Et la foule crie : « Gaudin assassin ! Gaudin démission ! ». Et la foule a raison. Le maire de Marseille, la vielle crapule de la droite lepeno-gaullo-chiraquienne, n’a jamais jeté un regard sur les trois-quarts de sa ville, cet espace majoritaire où l’on s’entretue, se drogue et se viole dans l’impunité. Il n’a même pas jeté un regard sur le centre ville où les immeubles s’effondrent en cadence parce qu’ils n’ont jamais été rénovés et qu’ils sont devenus des bombes à retardement. Vingt ans de règne absolu pour ça ! S’il doit être arrêter et juger, les vrais coupables sont les ignorants qui l’on mis au pouvoir. Eux, comment va-t-on les faire payer ? Les problèmes sont de partout qu’elle que soit le point où l’on porte son regard. Ils sont de partout parce que le peuple est drogué, hypnotisé, formaté. Il fait ce qu’on lui répète jusqu’à saturation. On le saoule avec les élections de tous bords : « Tu DOIS voter pour être un bon citoyen.
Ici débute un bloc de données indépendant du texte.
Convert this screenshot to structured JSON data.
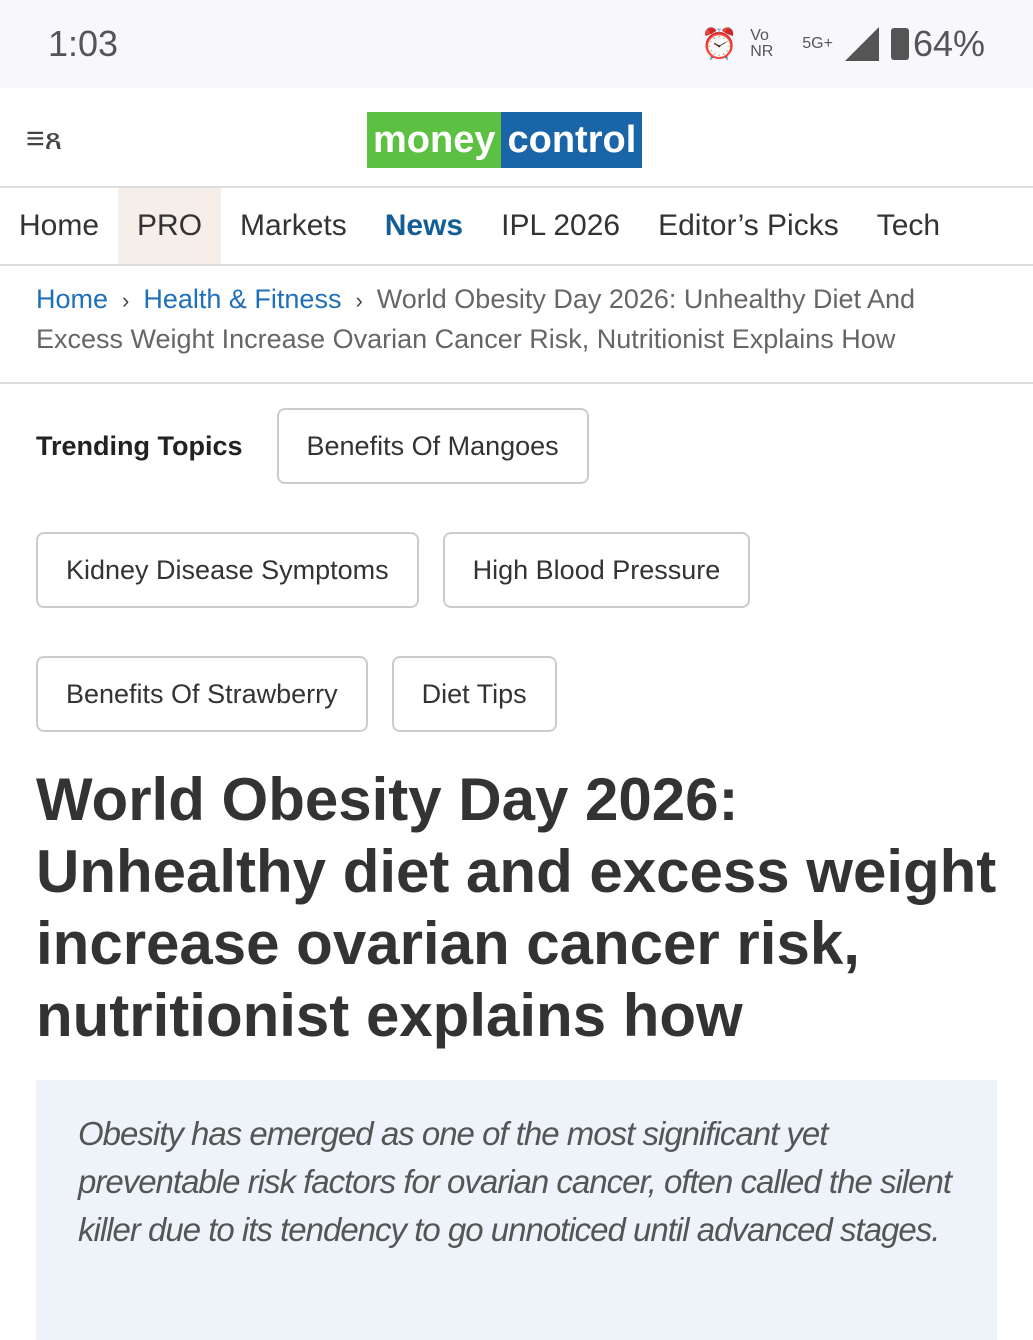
{
  "status": {
    "time": "1:03",
    "network": "Vo NR",
    "signal": "5G+",
    "battery": "64%"
  },
  "header": {
    "logo_left": "money",
    "logo_right": "control",
    "logo_colors": {
      "green": "#5cc043",
      "blue": "#1a64a8"
    }
  },
  "nav": [
    {
      "label": "Home"
    },
    {
      "label": "PRO"
    },
    {
      "label": "Markets"
    },
    {
      "label": "News"
    },
    {
      "label": "IPL 2026"
    },
    {
      "label": "Editor’s Picks"
    },
    {
      "label": "Tech"
    }
  ],
  "breadcrumb": {
    "home": "Home",
    "section": "Health & Fitness",
    "current": "World Obesity Day 2026: Unhealthy Diet And Excess Weight Increase Ovarian Cancer Risk, Nutritionist Explains How"
  },
  "trending": {
    "label": "Trending Topics",
    "topics": [
      "Benefits Of Mangoes",
      "Kidney Disease Symptoms",
      "High Blood Pressure",
      "Benefits Of Strawberry",
      "Diet Tips"
    ]
  },
  "article": {
    "title": "World Obesity Day 2026: Unhealthy diet and excess weight increase ovarian cancer risk, nutritionist explains how",
    "summary": "Obesity has emerged as one of the most significant yet preventable risk factors for ovarian cancer, often called the silent killer due to its tendency to go unnoticed until advanced stages."
  }
}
Si tu ne sais pas pour qui voter, vote pour personne - blanc- et tu auras rempli ton devoir ! » Peuple, on te prend pour un con et tu ne le vois même pas. Cesse de fermer les yeux, cesse de te boucher les oreilles, cesse de t’agenouiller devant les Dieux, cette forme de pensée que tu as inventée, cesse de te prosterner devant les Rois - des enfants attardés-, surtout après avoir tranché la tête d’un des leurs, cesse d’obéir aux lois qui ne sont faites que pour t’humilier, cesse de t’aligner sur la majorité, cette masse d’individus crétins qui on toujours tords et qui ne comprennent rien. Cesse de croire les politiques, ces vendeurs de promesses qui jamais, JAMAIS, depuis que le monde existe, ont tenu la moindre de ces promesses. Peuple de tous les mondes de l’univers, cesse de croire que tu as besoin d’un être supérieur pour te guider. L’être supérieur n’existe pas et comme tu es un homme tu a le droit de prendre ta liberté, car personne, ABSOLUMENT PERSONNE, n’a le droit de t’empêcher de suivre le chemin que tu t’es tracé. Ne fait confiance qu’à ton miroir, si tu l’as trouvé, si tu y a vu ton reflet, si tu as pu le reconnaître et si tu as réussi à passer de l’autre côté. Et si tu as accompli toutes ces tâches et que tu es désormais dans ce nouvel univers, tu sais que l’homme n’est rien, qu’il ne vaut rien, et que sa vie est sans importance. Alors, comme moi, tu es délivré.